Researchers Tested a 500-Year-Old Bridge Concept by Leonardo to See If His Revolutionary Design Would Work. It Did
Had it been built, the Renaissance master’s design would have been the longest bridge in the world ten times over.
In 1502, Leonardo da Vinci submitted a proposal for an inventive parabolic-arch bridge that would connect Istanbul with its sister city of Galata. Had it been erected, it would have become the longest such structure in the world ten times over. It wasn’t, though, and so for centuries, engineers have wondered: Would it have actually worked?
Finally, the question has been put to rest.
A team of researchers at MIT, led by architectural professor John Ochsendorf, recreated Leonardo’s bridge in exacting detail. They discovered that, indeed, the Renaissance master’s design would have worked.
Leonardo’s proposal was created in response to an open request from Bayezid II, a sultan of the Ottoman Empire, who sought to connect the two Mediterranean cities in 1502. The inventor’s concept spanned roughly 919 feet, making it significantly larger than most bridges of the era, which were limited to less than 100 feet. What’s more, the design was revolutionary, supporting itself across one large arch. Other bridges of the time required numerous semicircular arches to sustain significant weight.
Needless to say, the sultan chose another bridge proposal. Leonardo’s own design was lost for centuries until being rediscovered in the 1950s.
Ochsendorf and his team weren’t the first to bring it to life. In the late 1990s, Norwegian artist Vebjørn Sand discovered da Vinci’s bridge studies for himself. Several years later, he realized the design in Ås, Norway, erecting a 1,201-foot walkway for pedestrians to pass over European route E18. However, Sand’s bridge was built with glued laminated timber—a modern material. Leonardo’s proposal called for something more primitive: masonry.
To properly test the bridge, the MIT team studied Leonardo’s plans, researched the materials and methods of construction used for such projects at the time, and factored in the geological specifics of the bridge’s would-be site—the Golden Horn waterway in present Turkey. They then built a 3D-printed scale model to measure the bridge’s load capacity and test against seismic tremors. (Leonardo, evidently, took potential earthquakes into account.) In the end, it was sound.

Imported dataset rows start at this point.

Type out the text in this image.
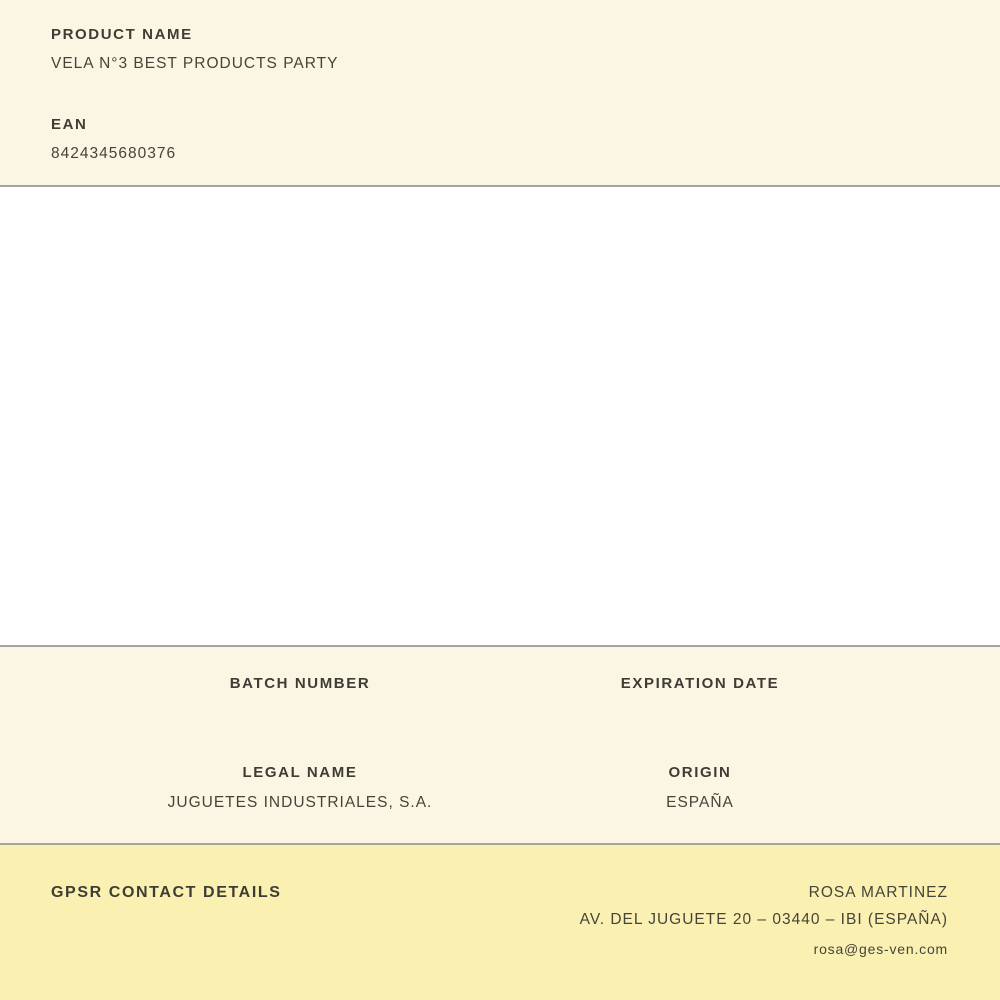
PRODUCT NAME
VELA N°3 BEST PRODUCTS PARTY
EAN
8424345680376
BATCH NUMBER	EXPIRATION DATE
LEGAL NAME
JUGUETES INDUSTRIALES, S.A.
ORIGIN
ESPAÑA
GPSR CONTACT DETAILS	ROSA MARTINEZ
AV. DEL JUGUETE 20 – 03440 – IBI (ESPAÑA)
rosa@ges-ven.com
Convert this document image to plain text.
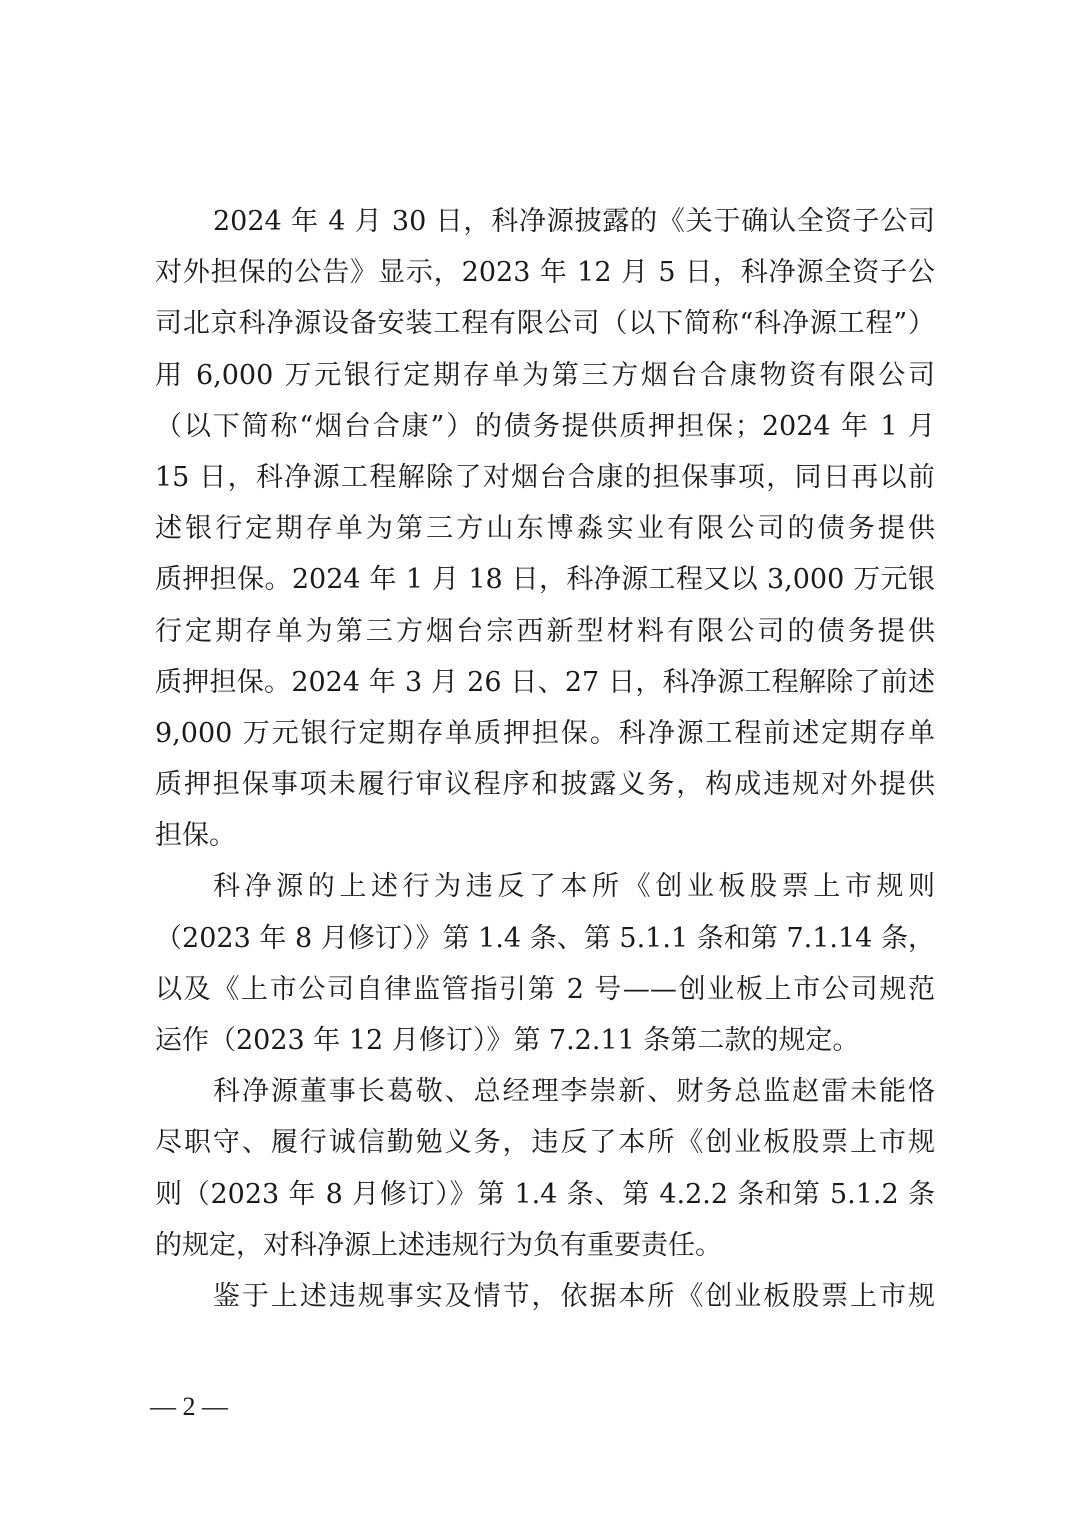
2024 年 4 月 30 日，科净源披露的《关于确认全资子公司
对外担保的公告》显示，2023 年 12 月 5 日，科净源全资子公
司北京科净源设备安装工程有限公司（以下简称“科净源工程”）
用 6,000 万元银行定期存单为第三方烟台合康物资有限公司
（以下简称“烟台合康”）的债务提供质押担保；2024 年 1 月
15 日，科净源工程解除了对烟台合康的担保事项，同日再以前
述银行定期存单为第三方山东博淼实业有限公司的债务提供
质押担保。2024 年 1 月 18 日，科净源工程又以 3,000 万元银
行定期存单为第三方烟台宗西新型材料有限公司的债务提供
质押担保。2024 年 3 月 26 日、27 日，科净源工程解除了前述
9,000 万元银行定期存单质押担保。科净源工程前述定期存单
质押担保事项未履行审议程序和披露义务，构成违规对外提供
担保。
科净源的上述行为违反了本所《创业板股票上市规则
（2023 年 8 月修订）》第 1.4 条、第 5.1.1 条和第 7.1.14 条，
以及《上市公司自律监管指引第 2 号——创业板上市公司规范
运作（2023 年 12 月修订）》第 7.2.11 条第二款的规定。
科净源董事长葛敬、总经理李崇新、财务总监赵雷未能恪
尽职守、履行诚信勤勉义务，违反了本所《创业板股票上市规
则（2023 年 8 月修订）》第 1.4 条、第 4.2.2 条和第 5.1.2 条
的规定，对科净源上述违规行为负有重要责任。
鉴于上述违规事实及情节，依据本所《创业板股票上市规
— 2 —
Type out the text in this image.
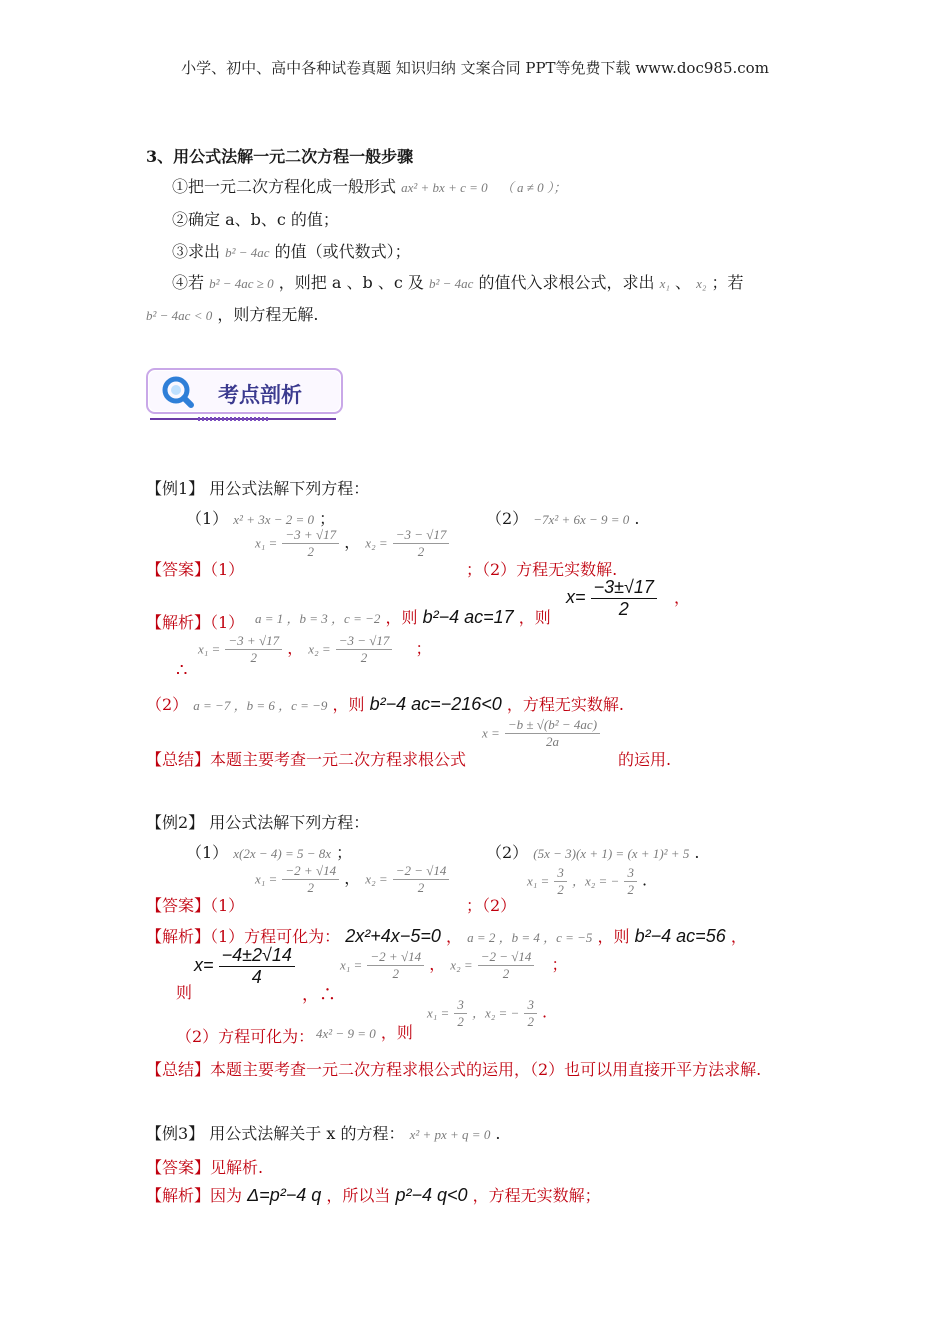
小学、初中、高中各种试卷真题 知识归纳 文案合同 PPT等免费下载 www.doc985.com
3、用公式法解一元二次方程一般步骤
①把一元二次方程化成一般形式 ax² + bx + c = 0 （ a ≠ 0 ）；
②确定 a、b、c 的值；
③求出 b² − 4ac 的值（或代数式）；
④若 b² − 4ac ≥ 0 ，则把 a 、b 、c 及 b² − 4ac 的值代入求根公式，求出 x₁ 、 x₂ ；若
b² − 4ac < 0 ，则方程无解.
考点剖析
【例1】 用公式法解下列方程：
（1） x² + 3x − 2 = 0 ；	（2） −7x² + 6x − 9 = 0 .
【答案】（1）
$x_1 = \frac{-3 + √17}{2}$ ， $x_2 = \frac{-3 - √17}{2}$
；（2）方程无实数解.
【解析】（1） a = 1 ，b = 3 ，c = −2 ，则 b²−4 ac=17 ，则
$x= \frac{-3\pm√17}{2}$ ，
∴
$x_1 = \frac{-3 + √17}{2}$ ， $x_2 = \frac{-3 - √17}{2}$ ；
（2） a = −7 ，b = 6 ，c = −9 ，则 b²−4 ac=−216<0 ，方程无实数解.
【总结】本题主要考查一元二次方程求根公式
$x = \frac{\text{−b ± √(b² − 4ac)}}{2a}$
的运用.
【例2】 用公式法解下列方程：
（1） x(2x − 4) = 5 − 8x ；	（2） (5x − 3)(x + 1) = (x + 1)² + 5 .
【答案】（1）
$x_1 = \frac{-2 + √14}{2}$ ， $x_2 = \frac{-2 - √14}{2}$
；（2）
$x_1 = \frac{3}{2}$ ，x₂ = − $\frac{3}{2}$ .
【解析】（1）方程可化为： 2x²+4x−5=0 ， a = 2 ，b = 4 ，c = −5 ，则 b²−4 ac=56 ，
则
$x= \frac{-4\pm 2√14}{4}$
，∴
$x_1 = \frac{-2 + √14}{2}$ ， $x_2 = \frac{-2 - √14}{2}$ ；
（2）方程可化为： 4x² − 9 = 0 ，则
$x_1 = \frac{3}{2}$ ，x₂ = − $\frac{3}{2}$ .
【总结】本题主要考查一元二次方程求根公式的运用，（2）也可以用直接开平方法求解.
【例3】 用公式法解关于 x 的方程： x² + px + q = 0 .
【答案】见解析.
【解析】因为 Δ=p²−4 q ，所以当 p²−4 q<0 ，方程无实数解；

“It’s the power of geometry,” MIT grad Karly Bast, who worked on the project, told MIT News. “This is a strong concept. It was well thought out.” She added that the success of the Renaissance design illustrates how “you don’t necessarily need fancy technology to come up with the best ideas.”
Ochsendorf and his team presented their findings at a conference for the International Association for Shell and Spatial Structures in Barcelona earlier this month.